We aren't quite done yet, because we also need to tell hostapd where to look for the config file when it starts up on boot. Open up the default configuration file with sudo
nano /etc/default/hostapd and find the line #DAEMON_CONF="" and
replace it with DAEMON_CONF="/etc/hostapd/hostapd.conf".
CONFIGURE DNSMASQ
The shipped dnsmasq config
file contains a wealth of information on how to use it, but the majority of it is largely redundant for our purposes. I'd advise moving it (rather than deleting it), and creating a new one with
sudo mv /etc/dnsmasq.conf /etc/dnsmasq.conf.orig
sudo nano /etc/dnsmasq.conf
Paste the following into the new file:
interface=wlan0 # Use interface wlan0
listen-address=172.24.1.1 # Explicitly specify the address to listen on
bind-interfaces # Bind to the interface to make sure we aren't sending things elsewhere
server=8.8.8.8 # Forward DNS requests to Google DNS
domain-needed # Don't forward short names
bogus-priv # Never forward addresses in the non-routed address spaces.
dhcp-range=172.24.1.50,172.24.1.150,12h # Assign IP addresses between 172.24.1.50 and 172.24.1.150 with a 12 hour lease time
SET UP IPV4 FORWARDING
One of the last things that we need to do before we send traffic anywhere is to enable packet forwarding.
To do this, open up the sysctl.conf file
with sudo nano /etc/sysctl.conf, and remove the # from
the beginning of the line containing net.ipv4.ip_forward=1. This will
enable it on the next reboot, but because we are impatient, activate it immediately with : sudo sh -c "echo 1 > /proc/sys/net/ipv4/ip_forward"

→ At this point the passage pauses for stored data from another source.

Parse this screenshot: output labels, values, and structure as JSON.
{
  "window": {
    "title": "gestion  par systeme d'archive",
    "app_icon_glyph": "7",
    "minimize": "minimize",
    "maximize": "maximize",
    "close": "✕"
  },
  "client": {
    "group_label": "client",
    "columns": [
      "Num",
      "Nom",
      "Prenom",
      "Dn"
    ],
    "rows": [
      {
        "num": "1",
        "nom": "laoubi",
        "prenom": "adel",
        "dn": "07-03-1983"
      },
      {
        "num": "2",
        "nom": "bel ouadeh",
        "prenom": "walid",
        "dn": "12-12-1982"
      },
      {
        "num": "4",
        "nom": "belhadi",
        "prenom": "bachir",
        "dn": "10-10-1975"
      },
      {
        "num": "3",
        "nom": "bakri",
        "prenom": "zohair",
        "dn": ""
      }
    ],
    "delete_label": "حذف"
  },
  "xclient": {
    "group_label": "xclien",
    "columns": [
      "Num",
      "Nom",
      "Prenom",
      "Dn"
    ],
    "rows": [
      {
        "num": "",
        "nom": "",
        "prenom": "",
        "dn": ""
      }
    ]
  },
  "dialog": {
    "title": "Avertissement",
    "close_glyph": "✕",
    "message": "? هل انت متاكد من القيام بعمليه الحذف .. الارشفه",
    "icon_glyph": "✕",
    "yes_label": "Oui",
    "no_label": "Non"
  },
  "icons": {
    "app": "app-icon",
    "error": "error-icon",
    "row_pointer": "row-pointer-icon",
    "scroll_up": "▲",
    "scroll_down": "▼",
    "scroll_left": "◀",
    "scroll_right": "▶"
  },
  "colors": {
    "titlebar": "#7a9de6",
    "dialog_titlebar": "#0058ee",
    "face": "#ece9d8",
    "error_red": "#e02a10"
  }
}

We also need to share our Pi's internet connection to our devices connected over WiFi by the configuring a NAT between our wlan0 interface
and our eth0interface. We can do this using the following commands:
sudo iptables -t nat -A POSTROUTING -o eth0 -j MASQUERADE
sudo iptables -A FORWARD -i eth0 -o wlan0 -m state --state RELATED,ESTABLISHED -j ACCEPT
sudo iptables -A FORWARD -i wlan0 -o eth0 -j ACCEPT
However, we need these rules to be applied every time we reboot the Pi, so runsudo
sh -c "iptables-save > /etc/iptables.ipv4.nat" to save the rules to the file /etc/iptables.ipv4.nat.

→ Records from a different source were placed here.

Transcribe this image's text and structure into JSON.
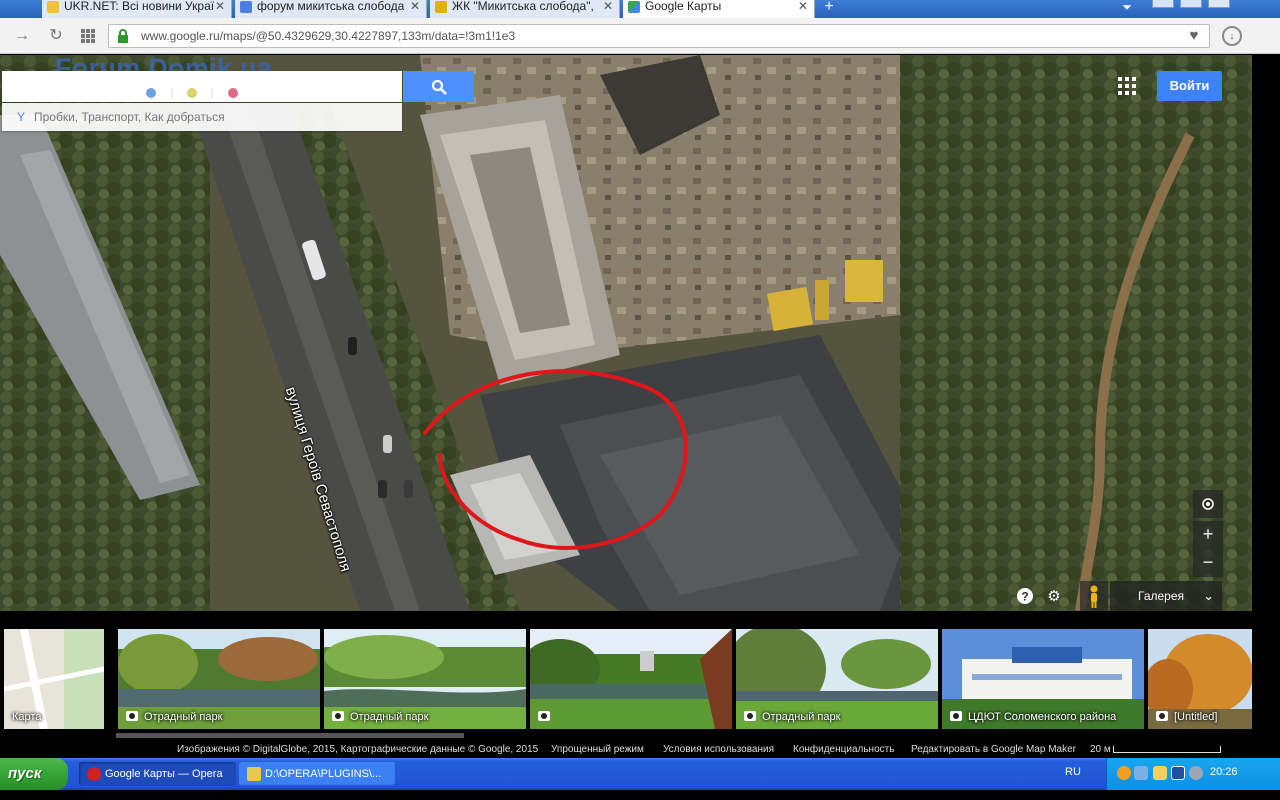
{
  "browser": {
    "tabs": [
      {
        "title": "UKR.NET: Всі новини України",
        "color": "#f0c040"
      },
      {
        "title": "форум микитська слобода",
        "color": "#4a7fe0"
      },
      {
        "title": "ЖК \"Микитська слобода\",",
        "color": "#e0b000"
      },
      {
        "title": "Google Карты",
        "color": "#34a853"
      }
    ],
    "url": "www.google.ru/maps/@50.4329629,30.4227897,133m/data=!3m1!1e3"
  },
  "map": {
    "watermark": "Forum.Domik.ua",
    "search": {
      "suggestions": "Пробки, Транспорт, Как добраться"
    },
    "signin_label": "Войти",
    "street_label": "вулиця Героїв Севастополя",
    "gallery_label": "Галерея",
    "zoom_in": "+",
    "zoom_out": "−",
    "colors": {
      "accent": "#4d90fe",
      "annotation": "#e0161b"
    }
  },
  "photos": [
    {
      "label": "Карта",
      "has_camera": false
    },
    {
      "label": "Отрадный парк",
      "has_camera": true
    },
    {
      "label": "Отрадный парк",
      "has_camera": true
    },
    {
      "label": "",
      "has_camera": true
    },
    {
      "label": "Отрадный парк",
      "has_camera": true
    },
    {
      "label": "ЦДЮТ Соломенского района",
      "has_camera": true
    },
    {
      "label": "[Untitled]",
      "has_camera": true
    }
  ],
  "attribution": {
    "imagery": "Изображения © DigitalGlobe, 2015, Картографические данные © Google, 2015",
    "simple_mode": "Упрощенный режим",
    "terms": "Условия использования",
    "privacy": "Конфиденциальность",
    "edit": "Редактировать в Google Map Maker",
    "scale": "20 м"
  },
  "taskbar": {
    "start_label": "пуск",
    "windows": [
      {
        "title": "Google Карты — Opera",
        "active": true
      },
      {
        "title": "D:\\OPERA\\PLUGINS\\...",
        "active": false
      }
    ],
    "language": "RU",
    "time": "20:26"
  }
}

Now we need to run this after each reboot, so open the rc.local file
with sudo nano /etc/rc.local and just above the line exit
0, add the following line:
iptables-restore < /etc/iptables.ipv4.nat
WE'RE ALMOST THERE!
Now we just need to start our services:
sudo service hostapd start
sudo service dnsmasq start
And that's it! You should now be able to connect to the internet through your Pi, via the on-board WiFi!
To double check we have got everything configured correctly, reboot with sudo
reboot.
EDIT: Thanks to Justin for helping iron out some of the errors in this post!
EDIT2: Thanks to Ashok for several performance related enhancements!
EDIT3: Thanks to Lasse for some amendments to the dnsmasq configuration!
EDIT4: Fixed race condition between dhcpcd and dnsmasq, wlan0 is no longer configured by dhcpcd.